The Lviv Philharmonia Orchestra was an exquisite performance of music at its finest last night, a rendition of Le Nozze de Figaro, Mozart’s masterpiece in four acts. But, being played in the Philharmonia Hall rather than in the Lviv Opera House, it was without the acting or the cast. It consisted instead just of the Philharmonia’s full and resplendent orchestra plus the various opera singers singing the parts without acting on stage, adjacent to the musicians. This was an admittedly unusual idea but it worked well because the music was so impeccable and the acoustics in the building, if a little less grandiose than the Lviv Opera House, are exceptional. We were all riveted to our seats as aria after aria was performed to transcendental music and my friend M——- and I enjoyed every minute of it. I hope she liked the performance. M and I parted on hasty terms at the end of the performance, but I hope she enjoyed the flowers.





Then I returned to the Moss Eisley Space Port bar for some chaos.


And chaos it was to be, and tragedy was to strike. After telling me she did not want to go to the opera with me, NSK had gone to the Moss Eisley Space Port bar alone, to wait for me because she knew I would go there after the end of the opera. I found her sitting there with my friend T——- half-heartedly trying to chat her up, so I casually offered to buy him yet another train ticket to Kherson. He does seem to have a way of bumping into my female friends, at least those I care about, and we have made rather a joke of his scheduled journeys to Kherson whenever I find him in Moss Eisley Space Port trying to talk to women I know. But he was looking after her, and showing humanity, as she had shown up in the pretty clothes I had bought for her and started on the process of getting relentlessly drunk while waiting for me. She was overbearingly affectionate for me, at least half, then telling me I should not put my arm around her in public, and then being grateful when I did so; I saw her staggering and swaying on her har stool; I saw the bar staff trying to ply her with water with sodium carbonate in it; and I realised she had been there for a while and she was slaughtered.

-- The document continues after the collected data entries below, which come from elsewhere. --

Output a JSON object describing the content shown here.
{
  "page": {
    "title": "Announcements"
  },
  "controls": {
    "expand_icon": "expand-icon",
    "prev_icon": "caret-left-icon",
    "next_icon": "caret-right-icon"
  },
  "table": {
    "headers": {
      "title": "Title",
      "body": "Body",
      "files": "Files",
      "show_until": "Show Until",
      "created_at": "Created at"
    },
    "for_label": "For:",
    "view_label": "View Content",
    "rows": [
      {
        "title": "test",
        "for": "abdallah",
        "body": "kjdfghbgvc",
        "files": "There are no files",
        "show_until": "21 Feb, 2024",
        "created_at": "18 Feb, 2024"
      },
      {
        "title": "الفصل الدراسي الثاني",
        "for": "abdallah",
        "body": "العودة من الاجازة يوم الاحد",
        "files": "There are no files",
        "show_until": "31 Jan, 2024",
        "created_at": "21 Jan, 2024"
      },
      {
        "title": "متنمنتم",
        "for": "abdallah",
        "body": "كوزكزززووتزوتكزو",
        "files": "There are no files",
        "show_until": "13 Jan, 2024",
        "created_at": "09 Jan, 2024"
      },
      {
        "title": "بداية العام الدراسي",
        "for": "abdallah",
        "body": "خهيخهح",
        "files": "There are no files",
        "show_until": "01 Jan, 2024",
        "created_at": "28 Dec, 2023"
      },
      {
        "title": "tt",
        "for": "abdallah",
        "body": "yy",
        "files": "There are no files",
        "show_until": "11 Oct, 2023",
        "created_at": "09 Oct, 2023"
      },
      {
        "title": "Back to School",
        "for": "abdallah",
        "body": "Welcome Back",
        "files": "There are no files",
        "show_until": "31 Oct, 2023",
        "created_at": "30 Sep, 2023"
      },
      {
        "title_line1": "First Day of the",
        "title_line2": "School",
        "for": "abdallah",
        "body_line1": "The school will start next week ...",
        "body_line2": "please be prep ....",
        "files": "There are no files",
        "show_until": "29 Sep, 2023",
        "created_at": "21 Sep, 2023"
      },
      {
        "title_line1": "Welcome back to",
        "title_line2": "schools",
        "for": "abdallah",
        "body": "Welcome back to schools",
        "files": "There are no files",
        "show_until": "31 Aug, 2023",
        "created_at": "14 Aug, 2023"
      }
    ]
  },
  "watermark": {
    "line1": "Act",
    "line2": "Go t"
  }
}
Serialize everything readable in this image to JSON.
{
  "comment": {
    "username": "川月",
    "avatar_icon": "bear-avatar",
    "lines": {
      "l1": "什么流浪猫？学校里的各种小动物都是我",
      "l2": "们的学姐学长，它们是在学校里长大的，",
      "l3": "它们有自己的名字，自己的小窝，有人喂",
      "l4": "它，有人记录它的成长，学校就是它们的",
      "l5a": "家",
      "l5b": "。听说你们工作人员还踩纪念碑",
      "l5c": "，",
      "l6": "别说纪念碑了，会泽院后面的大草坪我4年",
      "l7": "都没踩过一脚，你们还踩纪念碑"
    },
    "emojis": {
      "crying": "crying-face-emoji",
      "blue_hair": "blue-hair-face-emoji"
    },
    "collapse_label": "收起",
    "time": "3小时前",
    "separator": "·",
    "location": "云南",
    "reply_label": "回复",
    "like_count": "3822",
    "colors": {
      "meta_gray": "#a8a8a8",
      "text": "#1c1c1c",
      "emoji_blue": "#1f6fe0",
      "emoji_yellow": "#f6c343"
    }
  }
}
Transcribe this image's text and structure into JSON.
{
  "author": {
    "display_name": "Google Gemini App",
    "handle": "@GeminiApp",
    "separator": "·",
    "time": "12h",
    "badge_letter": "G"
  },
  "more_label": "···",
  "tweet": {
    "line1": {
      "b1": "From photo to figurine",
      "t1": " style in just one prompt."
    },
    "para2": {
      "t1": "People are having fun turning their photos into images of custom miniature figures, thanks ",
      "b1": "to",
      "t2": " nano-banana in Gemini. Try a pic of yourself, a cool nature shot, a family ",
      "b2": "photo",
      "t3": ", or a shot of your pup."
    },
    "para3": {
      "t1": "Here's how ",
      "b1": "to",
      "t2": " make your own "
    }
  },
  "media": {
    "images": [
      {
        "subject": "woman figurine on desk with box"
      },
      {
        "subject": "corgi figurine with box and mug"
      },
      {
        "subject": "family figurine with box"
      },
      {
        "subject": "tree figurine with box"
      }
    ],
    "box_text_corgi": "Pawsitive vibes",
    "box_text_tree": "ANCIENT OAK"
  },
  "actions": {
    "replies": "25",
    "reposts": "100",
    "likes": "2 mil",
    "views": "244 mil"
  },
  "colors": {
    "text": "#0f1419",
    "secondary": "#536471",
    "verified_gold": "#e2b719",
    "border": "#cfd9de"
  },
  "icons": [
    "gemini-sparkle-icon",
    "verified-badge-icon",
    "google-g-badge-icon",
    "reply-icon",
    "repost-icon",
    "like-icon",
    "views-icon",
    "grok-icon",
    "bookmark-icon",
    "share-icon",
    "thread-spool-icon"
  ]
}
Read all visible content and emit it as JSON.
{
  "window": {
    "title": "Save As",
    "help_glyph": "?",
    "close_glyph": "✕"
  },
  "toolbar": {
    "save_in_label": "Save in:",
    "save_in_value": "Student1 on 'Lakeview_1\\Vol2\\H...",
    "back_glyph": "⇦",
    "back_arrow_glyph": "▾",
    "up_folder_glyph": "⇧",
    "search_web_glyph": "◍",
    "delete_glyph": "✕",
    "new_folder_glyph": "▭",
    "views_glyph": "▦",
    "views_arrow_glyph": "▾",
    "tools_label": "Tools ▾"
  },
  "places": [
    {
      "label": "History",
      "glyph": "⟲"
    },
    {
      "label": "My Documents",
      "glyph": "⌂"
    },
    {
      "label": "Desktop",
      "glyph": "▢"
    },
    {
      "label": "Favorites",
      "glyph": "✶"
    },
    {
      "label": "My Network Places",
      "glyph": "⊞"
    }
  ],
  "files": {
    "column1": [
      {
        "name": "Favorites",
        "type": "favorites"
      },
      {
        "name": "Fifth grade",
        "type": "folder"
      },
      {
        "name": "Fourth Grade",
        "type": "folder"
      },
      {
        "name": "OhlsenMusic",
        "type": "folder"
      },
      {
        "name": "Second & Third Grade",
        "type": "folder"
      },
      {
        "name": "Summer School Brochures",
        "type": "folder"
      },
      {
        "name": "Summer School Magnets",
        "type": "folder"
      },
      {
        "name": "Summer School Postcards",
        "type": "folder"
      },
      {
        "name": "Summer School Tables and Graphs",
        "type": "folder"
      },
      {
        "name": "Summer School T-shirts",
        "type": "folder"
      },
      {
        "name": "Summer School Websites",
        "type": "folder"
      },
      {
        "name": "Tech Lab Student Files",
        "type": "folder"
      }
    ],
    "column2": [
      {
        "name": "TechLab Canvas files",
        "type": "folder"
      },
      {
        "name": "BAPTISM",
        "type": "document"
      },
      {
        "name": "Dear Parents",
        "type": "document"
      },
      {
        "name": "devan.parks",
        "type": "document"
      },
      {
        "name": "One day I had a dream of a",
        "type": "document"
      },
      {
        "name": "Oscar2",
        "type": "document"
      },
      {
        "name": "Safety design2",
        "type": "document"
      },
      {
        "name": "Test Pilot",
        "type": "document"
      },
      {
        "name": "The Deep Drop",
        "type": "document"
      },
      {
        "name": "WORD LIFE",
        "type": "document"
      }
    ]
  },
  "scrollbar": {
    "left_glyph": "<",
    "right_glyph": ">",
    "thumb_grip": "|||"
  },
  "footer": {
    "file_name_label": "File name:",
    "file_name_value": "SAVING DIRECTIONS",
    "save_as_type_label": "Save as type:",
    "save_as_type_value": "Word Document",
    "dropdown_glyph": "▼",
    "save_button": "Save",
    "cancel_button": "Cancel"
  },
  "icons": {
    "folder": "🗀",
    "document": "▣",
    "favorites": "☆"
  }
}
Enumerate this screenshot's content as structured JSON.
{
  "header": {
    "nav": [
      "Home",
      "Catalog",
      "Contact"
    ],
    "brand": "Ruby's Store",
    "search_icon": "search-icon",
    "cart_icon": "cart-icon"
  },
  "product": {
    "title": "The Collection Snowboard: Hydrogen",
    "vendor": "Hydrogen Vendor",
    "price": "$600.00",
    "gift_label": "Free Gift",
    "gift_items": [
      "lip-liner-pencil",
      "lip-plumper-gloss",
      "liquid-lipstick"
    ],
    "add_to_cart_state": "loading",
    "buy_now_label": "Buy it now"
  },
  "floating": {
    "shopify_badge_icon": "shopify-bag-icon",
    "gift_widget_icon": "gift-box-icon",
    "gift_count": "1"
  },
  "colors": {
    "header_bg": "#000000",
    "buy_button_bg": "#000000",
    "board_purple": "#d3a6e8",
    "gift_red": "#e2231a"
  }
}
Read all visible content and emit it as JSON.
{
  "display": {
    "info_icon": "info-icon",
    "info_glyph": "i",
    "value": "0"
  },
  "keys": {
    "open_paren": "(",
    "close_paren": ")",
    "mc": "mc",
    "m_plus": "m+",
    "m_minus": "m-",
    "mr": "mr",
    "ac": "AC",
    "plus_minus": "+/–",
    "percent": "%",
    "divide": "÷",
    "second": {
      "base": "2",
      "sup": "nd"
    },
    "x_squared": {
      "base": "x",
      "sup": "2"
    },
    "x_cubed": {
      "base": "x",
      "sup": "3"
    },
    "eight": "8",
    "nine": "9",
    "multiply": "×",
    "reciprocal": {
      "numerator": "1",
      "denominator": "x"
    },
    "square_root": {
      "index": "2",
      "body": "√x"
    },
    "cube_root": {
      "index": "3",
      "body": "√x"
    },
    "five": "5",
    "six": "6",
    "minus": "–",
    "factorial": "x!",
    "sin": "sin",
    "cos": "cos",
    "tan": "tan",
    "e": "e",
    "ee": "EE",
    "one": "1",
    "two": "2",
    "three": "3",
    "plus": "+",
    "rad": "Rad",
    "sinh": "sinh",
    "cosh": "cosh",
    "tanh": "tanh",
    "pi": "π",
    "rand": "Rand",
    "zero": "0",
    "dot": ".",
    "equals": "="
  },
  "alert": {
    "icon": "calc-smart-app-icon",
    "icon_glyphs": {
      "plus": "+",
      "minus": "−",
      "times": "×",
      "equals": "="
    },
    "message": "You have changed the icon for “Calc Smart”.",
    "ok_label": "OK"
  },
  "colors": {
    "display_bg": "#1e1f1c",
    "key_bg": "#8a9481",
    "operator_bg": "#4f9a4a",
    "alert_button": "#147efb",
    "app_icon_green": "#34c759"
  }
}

She told me she loves me like a brother, like the family she never had because she has been separated from them since she fled Luhansk in 2014. That’s why we’re going to have to make that trip to Luhansk together at some point: because she ins all alone in this world and she feels separated from her family and I somehow feel that I am all she’s got. She fell over onto the floor by 9pm and I hoisted her back up, but she could no longer walk or stand up or anything else. I stabilised her and with another lady in the bar we managed to get her dressed. The lady took her off stumbling into the street, a complete wreck, apparently taking her home although really who knows what was happening or where she would end up. I asked her to send me a message when she got home and she agreed and this never happened, and she probably woke up this morning remembering nothing. She’ll probably learn of her adventures only by reading these words.


She’d been sitting there waiting for me, drinking on her own, because I’m her brother and I’m all she has. The tears rolled down my cheeks, and I tramped off home feeling sorry for myself soon after that. I just wish she liked the damned opera, because then I could occupy her with a pastime that will slow her determination to drink herself into an early grave.